To Kill a Mockingbird has been described as a gothic film in terms of its approach to the mysterious beliefs that children concoct for themselves. Removing the courthouse drama episode from the film (which is discussed below), there is definitely a dark fairy tale tone to the story that puts To Kill a Mockingbird in the same family as Night of the Hunter. The difference of the father figure sets these two films apart – one pure evil, one pure goodness – but the tones are similar. The fright of Boo Radley’s house, the wonder at discovering the trinkets in the tree, the invented stories, and the terror of the final battle in the woods; they all have an air of surrealism to them, a dark magic that nicely coincides with traditional (re: not Disney) fairy tales, one often helped along by terrific camerawork.
To Kill a Mockingbird seems to me to represent a fundamental shift in American filmmaking. Although the late sixties are typically seen as the focal point for the change from “Classic Hollywood” to “Modern Hollywood,” due to, in no small part, the eventual influence of the French New Wave, the pumps had to be primed in order to accept that change. To Kill a Mockingbird is a film that got Hollywood ready to change.
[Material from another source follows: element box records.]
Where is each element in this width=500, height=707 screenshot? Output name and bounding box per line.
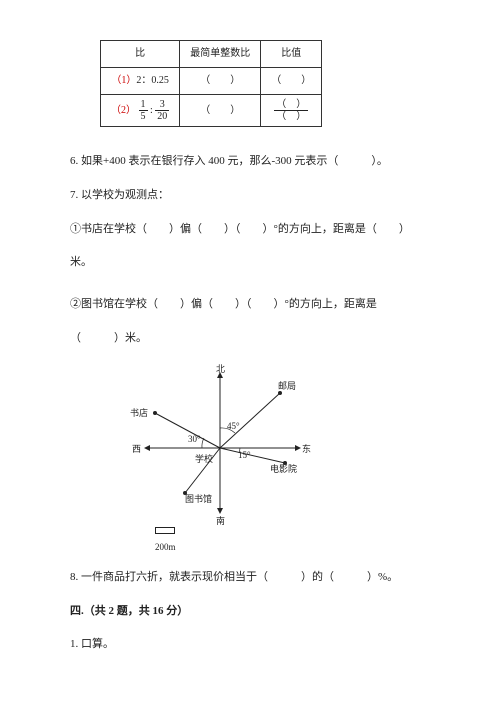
row1-prefix: （1） <box>111 75 136 86</box>
table-row: （2） 15 : 320 （ ） （ ）（ ） <box>101 95 322 127</box>
question-7a-cont: 米。 <box>70 253 430 273</box>
label-post: 邮局 <box>278 378 296 394</box>
label-south: 南 <box>216 513 225 529</box>
scale-label: 200m <box>155 542 176 552</box>
label-bookstore: 书店 <box>130 405 148 421</box>
row1-val: （ ） <box>261 68 322 95</box>
table-row: （1）2：0.25 （ ） （ ） <box>101 68 322 95</box>
question-8: 8. 一件商品打六折，就表示现价相当于（ ）的（ ）%。 <box>70 568 430 588</box>
question-6: 6. 如果+400 表示在银行存入 400 元，那么-300 元表示（ ）。 <box>70 152 430 172</box>
label-west: 西 <box>132 441 141 457</box>
section-4-title: 四.（共 2 题，共 16 分） <box>70 602 430 622</box>
frac-1-5: 15 <box>139 99 148 122</box>
angle-45: 45° <box>227 418 240 434</box>
scale-bar-icon <box>155 527 175 534</box>
label-north: 北 <box>216 361 225 377</box>
section-4-q1: 1. 口算。 <box>70 635 430 655</box>
question-7a: ①书店在学校（ ）偏（ ）（ ）°的方向上，距离是（ ） <box>70 220 430 240</box>
th-simplest: 最简单整数比 <box>180 41 261 68</box>
question-7b: ②图书馆在学校（ ）偏（ ）（ ）°的方向上，距离是 <box>70 295 430 315</box>
row2-mid: （ ） <box>180 95 261 127</box>
frac-3-20: 320 <box>155 99 169 122</box>
compass-svg <box>130 363 330 523</box>
label-school: 学校 <box>195 451 213 467</box>
row2-val: （ ）（ ） <box>261 95 322 127</box>
th-ratio: 比 <box>101 41 180 68</box>
row1-ratio: 2：0.25 <box>136 75 169 86</box>
scale-bar-wrap: 200m <box>155 523 176 555</box>
question-7: 7. 以学校为观测点： <box>70 186 430 206</box>
label-library: 图书馆 <box>185 491 212 507</box>
row2-prefix: （2） <box>111 105 136 116</box>
row1-mid: （ ） <box>180 68 261 95</box>
ratio-table: 比 最简单整数比 比值 （1）2：0.25 （ ） （ ） （2） 15 : 3… <box>100 40 322 127</box>
label-east: 东 <box>302 441 311 457</box>
label-cinema: 电影院 <box>270 461 297 477</box>
angle-30: 30° <box>188 431 201 447</box>
th-value: 比值 <box>261 41 322 68</box>
angle-15: 15° <box>238 447 251 463</box>
question-7b-cont: （ ）米。 <box>70 329 430 349</box>
direction-diagram: 北 南 东 西 邮局 书店 图书馆 电影院 学校 45° 30° 15° 200… <box>130 363 330 543</box>
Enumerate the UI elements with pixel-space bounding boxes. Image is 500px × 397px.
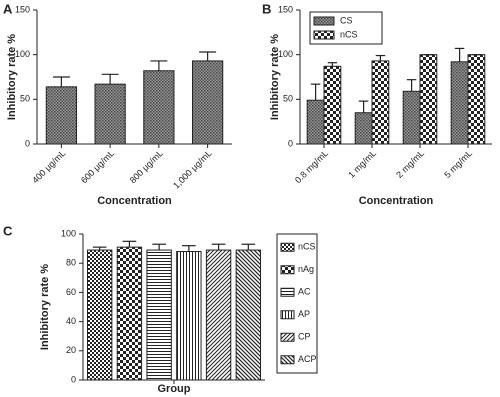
legend-label: nCS [340,29,358,39]
error-bar [310,83,321,101]
bar [143,70,175,145]
y-tick-label: 80 [66,258,76,268]
x-tick-label: 1,000 μg/mL [171,148,214,191]
bar [86,249,113,381]
panel-label: A [3,1,13,16]
legend-label: AP [298,309,310,319]
bar [205,249,232,381]
y-tick-label: 20 [66,345,76,355]
legend-swatch [280,242,295,252]
y-tick-label: 100 [61,228,76,238]
error-bar [375,54,386,61]
x-axis-title: Concentration [97,195,172,207]
legend-label: nAg [298,264,314,274]
bar [323,65,342,145]
error-bar [406,79,417,92]
bar [146,249,172,381]
x-axis-title: Group [158,383,191,395]
error-bar [101,73,119,85]
y-tick-label: 100 [278,49,293,59]
error-bar [454,47,465,62]
legend-swatch [280,355,295,365]
error-bar [358,100,369,113]
y-axis-title: Inhibitory rate % [269,34,281,120]
error-bar [150,60,168,71]
error-bar [327,62,338,67]
bar [176,251,202,381]
bar [354,112,373,145]
bar [116,246,143,381]
legend-swatch [280,265,295,275]
legend-swatch [280,287,295,297]
bar [235,249,262,381]
x-tick-label: 0.8 mg/mL [293,148,330,185]
y-tick-label: 50 [20,94,30,104]
bar [45,86,77,145]
legend-label: CS [340,15,353,25]
y-tick-label: 100 [15,49,30,59]
x-tick-label: 1 mg/mL [346,148,378,180]
legend-swatch [313,30,335,40]
error-bar [211,243,226,251]
y-tick-label: 0 [25,138,30,148]
legend-label: ACP [298,354,317,364]
legend-label: nCS [298,242,316,252]
y-axis-title: Inhibitory rate % [6,34,18,120]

The episodes that deal with the gothic children’s tales of the original story are presented in a typical “Classic Hollywood” manner, but it is the sneakiness of the story suddenly warping into a wretched one of racism, bigotry, and intolerance, one that has more than one powerful punch to the stomach in store for you, that provides glimpses into the “Modern Hollywood” that would come a few years down the road. The courthouse drama episode, easily the most memorable one of the film, stands head and shoulders above the rest of the story and is surprisingly fresh and gripping. It doesn’t feel outdated in the least. It is still potent and, unfortunately, still relevant. There are certain expectations from a courthouse drama, and To Kill a Mockingbird manages to throw most of them on their head, a major reason why this film works as well as it does and why it sets the path for the new means of filmmaking that followed. This aspect of the story is incredibly courageous in what it dared to do and show in 1960s America, a culture in the midst of a civil rights flashpoint.
Distinctly episodic in nature, To Kill a Mockingbird is defined by its characters and its performances, and it is strong in both. Although not a particular favorite of mine, Peck as Finch is fantastic and in my recent rewatch, I found myself rather unexpectedly in tears several times. This is a film that rightly deserves to be remembered and passed on.